Howard County's gifted and talented program for elementary school children will change next school year, when all schools will try a different way of teaching precocious pupils.
The change involves the second grades in all elementary schools and all grades in six elementaries.
Students no longer will be formally tested to be in the gifted and talented program, nor will they be pulled out of class to work on "Type II" projects intended to help them learn research methods and critical thinking skills.
Instead, teachers, from their classroom observations, will compile a list of students who would benefit from doing more advanced work. Parents who believe that their children qualify for the attention also will be able to nominate their children for the program.
Gifted and talented resource teachers will go into classrooms to help regular teachers give enrichment and supplemental work. For example, if students are studying the Civil War, some of them would do an in-depth study of Abraham Lincoln or slavery in addition to their regular class work.
"In the past, the classroom teacher sent the kids to the resource teacher and they worked independently, not knowing what the other is doing," said Bob Glascock, coordinator of the Howard's gifted and talented program.
"What we're trying to do is say, how can we meet the needs of gifted and talented students in the regular classroom?" he said. "How do we use resource teachers to support and assist regular teachers?"
County school officials have not identified the six elementaries that will make the change at all grade levels next year.
Of the roughly 12,000 elementary school students attending Howard schools, 41 percent are involved in the gifted and talented program, Mr. Glascock said.
The new program will broaden the course material in the gifted and talented program at the elementary level. Aside from critical thinking and research skills, elementary pupils in the program now only can take one advanced class -- math for fourth- and fifth-graders.
The change follows years of complaints from parents that the gifted and talented program was not challenging their children enough.
Some parents have complained of their children sitting in class with glazed looks because they had learned the material quickly and had nothing else to do. Some also pointed out that students TTC involved in research projects were learning skills that were already being taught in their classes.
"Although the kids were doing fantastic work in there, those types of things were being absorbed in the regular classroom," said Cassie Thompson, a Clarksville parent who co-chairs the school system's gifted and talented advisory council. "The way [the services] are being delivered right now is constraining."
The change is welcome news to Susannah Feldman, who has two children in the gifted and talented program at Running Brook elementary and Wilde Lake middle schools.
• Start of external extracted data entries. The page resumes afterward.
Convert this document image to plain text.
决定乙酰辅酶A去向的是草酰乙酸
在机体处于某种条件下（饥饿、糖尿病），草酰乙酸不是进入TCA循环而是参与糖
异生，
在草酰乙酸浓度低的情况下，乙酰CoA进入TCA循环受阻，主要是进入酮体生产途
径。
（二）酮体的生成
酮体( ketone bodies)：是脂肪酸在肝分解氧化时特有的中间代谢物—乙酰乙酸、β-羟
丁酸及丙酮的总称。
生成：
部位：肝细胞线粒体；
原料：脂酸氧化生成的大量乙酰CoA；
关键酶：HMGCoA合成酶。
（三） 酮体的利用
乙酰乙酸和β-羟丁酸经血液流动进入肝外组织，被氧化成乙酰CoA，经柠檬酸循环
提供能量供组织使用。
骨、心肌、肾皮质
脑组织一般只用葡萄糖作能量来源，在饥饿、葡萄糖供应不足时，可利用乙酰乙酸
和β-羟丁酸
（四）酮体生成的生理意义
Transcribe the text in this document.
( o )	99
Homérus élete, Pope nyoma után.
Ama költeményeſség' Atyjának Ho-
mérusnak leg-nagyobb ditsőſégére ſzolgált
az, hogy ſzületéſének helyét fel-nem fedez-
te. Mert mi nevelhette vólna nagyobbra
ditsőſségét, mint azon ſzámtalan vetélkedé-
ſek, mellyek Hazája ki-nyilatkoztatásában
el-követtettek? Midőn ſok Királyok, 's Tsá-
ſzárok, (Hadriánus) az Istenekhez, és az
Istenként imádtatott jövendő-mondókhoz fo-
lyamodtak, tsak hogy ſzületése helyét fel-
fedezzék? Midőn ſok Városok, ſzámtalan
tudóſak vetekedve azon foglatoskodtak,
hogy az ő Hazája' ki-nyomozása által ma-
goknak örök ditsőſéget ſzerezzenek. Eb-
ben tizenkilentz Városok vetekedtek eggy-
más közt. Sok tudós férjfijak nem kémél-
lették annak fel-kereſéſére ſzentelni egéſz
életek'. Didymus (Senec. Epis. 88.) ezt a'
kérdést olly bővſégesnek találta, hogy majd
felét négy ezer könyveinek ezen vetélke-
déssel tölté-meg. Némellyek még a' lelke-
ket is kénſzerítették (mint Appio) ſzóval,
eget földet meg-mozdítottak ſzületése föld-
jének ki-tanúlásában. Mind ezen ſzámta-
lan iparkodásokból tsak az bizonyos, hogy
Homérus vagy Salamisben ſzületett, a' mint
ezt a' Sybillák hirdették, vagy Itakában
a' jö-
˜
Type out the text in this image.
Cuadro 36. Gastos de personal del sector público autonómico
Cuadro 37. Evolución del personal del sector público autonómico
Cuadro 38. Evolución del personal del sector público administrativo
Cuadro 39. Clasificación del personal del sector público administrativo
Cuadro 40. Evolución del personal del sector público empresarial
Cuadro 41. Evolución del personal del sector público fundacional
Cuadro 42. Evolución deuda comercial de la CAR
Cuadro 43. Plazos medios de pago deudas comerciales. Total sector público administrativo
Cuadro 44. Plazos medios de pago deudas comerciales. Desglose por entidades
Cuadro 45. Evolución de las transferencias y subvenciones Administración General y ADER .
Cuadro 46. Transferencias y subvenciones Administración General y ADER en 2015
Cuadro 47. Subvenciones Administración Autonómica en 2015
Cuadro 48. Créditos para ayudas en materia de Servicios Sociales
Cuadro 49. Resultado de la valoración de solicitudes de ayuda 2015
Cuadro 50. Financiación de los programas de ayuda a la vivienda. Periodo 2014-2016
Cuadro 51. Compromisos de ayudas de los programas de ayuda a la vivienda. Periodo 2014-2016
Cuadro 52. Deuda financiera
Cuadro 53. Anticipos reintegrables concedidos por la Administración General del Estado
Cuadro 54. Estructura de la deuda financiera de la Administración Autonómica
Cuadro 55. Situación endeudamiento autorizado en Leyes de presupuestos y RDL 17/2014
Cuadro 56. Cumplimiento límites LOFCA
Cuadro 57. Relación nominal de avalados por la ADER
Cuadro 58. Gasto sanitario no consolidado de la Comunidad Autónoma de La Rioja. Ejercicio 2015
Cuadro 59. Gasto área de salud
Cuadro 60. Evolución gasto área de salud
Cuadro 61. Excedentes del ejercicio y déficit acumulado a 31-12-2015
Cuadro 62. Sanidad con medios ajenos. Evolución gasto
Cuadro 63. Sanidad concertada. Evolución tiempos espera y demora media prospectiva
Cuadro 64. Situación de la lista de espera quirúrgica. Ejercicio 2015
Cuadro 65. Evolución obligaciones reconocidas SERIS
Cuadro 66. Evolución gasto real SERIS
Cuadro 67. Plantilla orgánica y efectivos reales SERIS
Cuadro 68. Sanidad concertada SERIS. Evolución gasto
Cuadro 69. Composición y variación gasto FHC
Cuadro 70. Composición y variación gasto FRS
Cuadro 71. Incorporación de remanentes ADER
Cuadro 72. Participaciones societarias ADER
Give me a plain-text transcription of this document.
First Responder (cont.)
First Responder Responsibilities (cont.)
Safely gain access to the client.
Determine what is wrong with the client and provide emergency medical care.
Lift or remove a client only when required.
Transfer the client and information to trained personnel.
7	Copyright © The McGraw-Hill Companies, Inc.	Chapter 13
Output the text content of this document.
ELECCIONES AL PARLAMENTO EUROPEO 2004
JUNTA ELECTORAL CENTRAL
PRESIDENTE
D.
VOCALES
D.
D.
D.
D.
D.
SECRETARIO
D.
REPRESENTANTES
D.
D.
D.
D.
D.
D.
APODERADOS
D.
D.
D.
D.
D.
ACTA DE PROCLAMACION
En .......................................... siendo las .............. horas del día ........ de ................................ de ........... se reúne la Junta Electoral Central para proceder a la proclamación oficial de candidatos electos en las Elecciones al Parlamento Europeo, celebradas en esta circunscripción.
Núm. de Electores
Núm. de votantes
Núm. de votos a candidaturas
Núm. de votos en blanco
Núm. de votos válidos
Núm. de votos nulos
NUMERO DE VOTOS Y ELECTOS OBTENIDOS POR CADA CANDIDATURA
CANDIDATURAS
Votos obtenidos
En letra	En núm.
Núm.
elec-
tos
"Children who need the extra stimulation would be getting that 100 percent of the time, rather than hours at a time," she said.
But Ms. Feldman is worried that some teachers will not adapt as well as others to the change.
"Some are well set in their ways already and perhaps are not receptive to some of the ideas of the gifted and talented teachers," she said.
Deborah Jagoda, a teacher in the gifted and talented program at Waverly Elementary School, looks forward to working with classroom teachers.
"I think it's going to be a good idea for children," she said. "Our program is strong today, but I think it'll be even stronger. It's a chance to really zero-in on a child's strength."
Ms. Jagoda said having gifted and talented students work on projects that are connected to what they're learning in the classroom would be better than having students do unrelated work.
"That's a real strength," she said. "They're going to be extending the knowledge they studied in the classroom and go farther. We're not going to have a classroom teacher who is unaware of what they're doing, because they're going to see what they're doing, hear what they're doing."